La situation des déplacés dans la région est d’autant plus grave qu’à Miriki par exemple, lors du passage de la délégation, le mercredi 22 juillet, le village enterrait ses morts : 4 personnes déplacées mortes, selon le témoignage des habitants, de malnutrition et d’absence de prise en charge adéquate en la matière.

Les acteurs de la société civile ont demandé à la MONUSCO d’intercéder auprès des humanitaires pour qu’une assistance appropriée soit apportée à ces déplacés.

L’insécurité dans la région pose un autre problème : la méfiance entre les populations qui accusent certains de laisser leurs enfants s’enrôler dans les groupes armés et de ce fait seraient devenus eux-mêmes complices de cette insécurité. C’est le cas à Kamandi où beaucoup de femmes accusées de ces faits, ont dû fuir la région pour se mettre à l’abri.

Sella Katembo, Secrétaire administratif de Kamandi dit ne pas comprendre cette réaction : « Les femmes souffrent ici. Ces jeunes qui tracassent la population dans les champs, notamment ces Mai-Mai, sont bien sûr les enfants de ces femmes. Mais, aucune femme, aucune mère ne peut envoyer son enfant dans la milice pour devenir un Maї-Maї ”. Il a demandé aux autorités provinciales et nationales ainsi qu’à la MONUSCO d’en finir avec toutes ces forces négatives « afin que nous respirions la liberté, et pour qu’on n’entende plus ce genre d’accusation là où nous vivons. ».

Bien que la situation demeure préoccupante, plusieurs redditions ont été enregistrées ces derniers temps, grâce à la sensibilisation entreprise par les autorités locales et la pression des FARDC et de la force de la MONUSCO sur ces groupes armés.

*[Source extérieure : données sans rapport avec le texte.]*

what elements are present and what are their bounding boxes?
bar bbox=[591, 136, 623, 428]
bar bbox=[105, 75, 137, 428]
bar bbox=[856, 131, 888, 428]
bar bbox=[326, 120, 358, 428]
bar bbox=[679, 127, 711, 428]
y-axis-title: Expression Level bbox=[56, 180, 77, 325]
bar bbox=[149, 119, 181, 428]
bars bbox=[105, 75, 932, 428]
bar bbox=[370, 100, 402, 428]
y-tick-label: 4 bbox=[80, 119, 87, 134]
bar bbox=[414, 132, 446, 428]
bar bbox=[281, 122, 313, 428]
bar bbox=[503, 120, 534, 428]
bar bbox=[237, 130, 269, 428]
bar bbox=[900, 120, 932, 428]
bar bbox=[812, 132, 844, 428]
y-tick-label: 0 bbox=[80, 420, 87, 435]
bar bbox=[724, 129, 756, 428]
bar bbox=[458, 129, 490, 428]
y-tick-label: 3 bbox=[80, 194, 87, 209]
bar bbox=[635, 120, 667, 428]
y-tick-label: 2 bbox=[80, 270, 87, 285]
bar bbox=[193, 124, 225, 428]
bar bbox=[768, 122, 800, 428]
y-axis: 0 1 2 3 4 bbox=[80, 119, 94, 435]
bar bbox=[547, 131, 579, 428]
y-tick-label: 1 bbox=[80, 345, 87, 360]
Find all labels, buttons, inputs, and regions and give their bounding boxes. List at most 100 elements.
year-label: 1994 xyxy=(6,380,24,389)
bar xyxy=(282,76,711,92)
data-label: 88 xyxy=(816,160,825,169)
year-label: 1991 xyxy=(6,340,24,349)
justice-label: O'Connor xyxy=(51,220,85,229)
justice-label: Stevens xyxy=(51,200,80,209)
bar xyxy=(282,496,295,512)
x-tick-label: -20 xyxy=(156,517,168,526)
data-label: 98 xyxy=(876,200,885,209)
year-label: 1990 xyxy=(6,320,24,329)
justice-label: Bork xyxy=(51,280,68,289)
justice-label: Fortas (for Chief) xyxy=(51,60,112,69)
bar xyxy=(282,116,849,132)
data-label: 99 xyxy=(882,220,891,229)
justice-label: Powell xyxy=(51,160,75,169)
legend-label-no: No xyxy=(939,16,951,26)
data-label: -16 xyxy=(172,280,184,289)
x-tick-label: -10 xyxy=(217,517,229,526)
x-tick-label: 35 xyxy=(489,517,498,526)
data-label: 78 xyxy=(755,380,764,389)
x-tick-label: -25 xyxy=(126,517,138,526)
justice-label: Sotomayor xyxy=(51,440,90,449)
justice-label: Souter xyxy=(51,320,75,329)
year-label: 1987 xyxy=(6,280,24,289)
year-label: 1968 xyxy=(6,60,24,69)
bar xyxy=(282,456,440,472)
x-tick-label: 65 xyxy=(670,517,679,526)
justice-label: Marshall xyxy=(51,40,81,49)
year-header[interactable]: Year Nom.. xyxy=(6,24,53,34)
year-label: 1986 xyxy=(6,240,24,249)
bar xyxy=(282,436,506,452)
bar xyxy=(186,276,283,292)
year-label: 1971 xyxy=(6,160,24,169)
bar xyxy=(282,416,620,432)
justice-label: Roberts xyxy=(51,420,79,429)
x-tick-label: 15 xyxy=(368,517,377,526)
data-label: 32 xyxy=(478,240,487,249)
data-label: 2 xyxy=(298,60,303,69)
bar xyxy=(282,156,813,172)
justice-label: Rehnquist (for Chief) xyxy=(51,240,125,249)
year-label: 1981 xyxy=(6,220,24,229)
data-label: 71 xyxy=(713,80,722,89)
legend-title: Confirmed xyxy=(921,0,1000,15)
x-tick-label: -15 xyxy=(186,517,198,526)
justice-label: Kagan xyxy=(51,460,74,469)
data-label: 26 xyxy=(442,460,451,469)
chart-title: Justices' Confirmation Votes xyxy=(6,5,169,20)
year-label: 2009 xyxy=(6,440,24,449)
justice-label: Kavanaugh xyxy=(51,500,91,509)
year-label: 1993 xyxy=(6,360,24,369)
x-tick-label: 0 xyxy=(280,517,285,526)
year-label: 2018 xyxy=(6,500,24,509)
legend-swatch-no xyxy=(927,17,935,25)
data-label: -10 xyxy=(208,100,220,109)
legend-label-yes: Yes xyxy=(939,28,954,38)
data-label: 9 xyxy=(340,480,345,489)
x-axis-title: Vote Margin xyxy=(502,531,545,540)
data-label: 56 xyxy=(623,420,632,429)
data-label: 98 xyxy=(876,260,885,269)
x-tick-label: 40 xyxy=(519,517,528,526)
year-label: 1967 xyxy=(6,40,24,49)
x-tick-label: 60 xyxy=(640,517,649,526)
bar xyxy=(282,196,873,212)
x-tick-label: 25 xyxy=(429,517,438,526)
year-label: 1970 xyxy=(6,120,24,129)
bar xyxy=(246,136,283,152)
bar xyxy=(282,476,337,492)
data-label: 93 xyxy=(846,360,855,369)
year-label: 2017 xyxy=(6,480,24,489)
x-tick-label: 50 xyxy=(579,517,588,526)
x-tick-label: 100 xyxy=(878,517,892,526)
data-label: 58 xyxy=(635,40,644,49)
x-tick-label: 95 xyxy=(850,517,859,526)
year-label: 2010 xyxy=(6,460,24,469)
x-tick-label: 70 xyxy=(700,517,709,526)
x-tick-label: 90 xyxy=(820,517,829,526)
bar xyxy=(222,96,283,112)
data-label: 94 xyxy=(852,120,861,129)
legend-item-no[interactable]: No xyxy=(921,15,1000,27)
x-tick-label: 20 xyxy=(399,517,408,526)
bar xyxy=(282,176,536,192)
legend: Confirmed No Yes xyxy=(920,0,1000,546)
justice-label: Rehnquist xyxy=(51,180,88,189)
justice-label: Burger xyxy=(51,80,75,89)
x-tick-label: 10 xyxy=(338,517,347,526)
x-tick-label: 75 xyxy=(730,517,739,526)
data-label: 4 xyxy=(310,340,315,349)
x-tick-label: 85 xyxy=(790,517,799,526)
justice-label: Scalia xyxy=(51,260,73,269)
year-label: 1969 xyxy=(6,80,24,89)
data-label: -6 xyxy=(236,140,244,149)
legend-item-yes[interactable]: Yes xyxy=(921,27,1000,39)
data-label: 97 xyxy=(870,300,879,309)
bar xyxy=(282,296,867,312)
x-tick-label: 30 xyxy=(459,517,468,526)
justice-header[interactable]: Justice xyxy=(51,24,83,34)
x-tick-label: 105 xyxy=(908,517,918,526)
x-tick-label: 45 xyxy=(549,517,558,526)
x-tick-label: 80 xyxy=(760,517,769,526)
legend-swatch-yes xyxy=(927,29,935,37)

La semaine dernière, au moins 36 combattants Maї-Maї se sont rendus aux FARDC à Kanyabayonga, avec un total de 22 armes. Le 19 juillet, trois autres volontaires venus du groupement Itala, avec une arme, se sont rendus à la MONUSCO, à Kanyabayonga.

La société civile de Kirumba, demande que le gouvernement prenne en charge ces jeunes sortis des groupes armés, en les encadrant : « Notre préoccupation est que le gouvernement congolais encadre bien ces jeunes. S’il s’agit de les réintégrer dans l’armée, il faut qu’il le fasse bien, et s’il s’agit de les démobiliser, qu’il puisse les accompagner aussi dans l’apprentissage des métiers pour qu’ils puissent intégrer la communauté. Car notre crainte est que l’on laisse ces jeunes sans encadrement et qu’ils deviennent encore une menace pour la communauté », a dit Blessing Kambere, président de la société civile de Kirumba.

A l’issue de la mission, plusieurs autres recommandations ont été formulées qui vont toutes, dans le sens du renforcement des effectifs des FARDC et des Casques bleus de la MONUSCO dans la région pour contenir, voire chasser ces groupes armés de la région afin que la protection des civils soit assurée.

 « Toutes les recommandations émises par les membres des Comités Locaux de Protection (LPC), les acteurs de la société-civile, les autorités locales, notamment les chefs traditionnels, la PNC, les FARDC permettront à la MONUSCO de trouver des réponses appropriées qui contribueront ainsi à améliorer la situation sécuritaire et assurer la protection des civils dans le sud de Lubero », a déclaré le chef de la délégation, Alain Muongo, de la Section des Affaires civiles de la MONUSCO.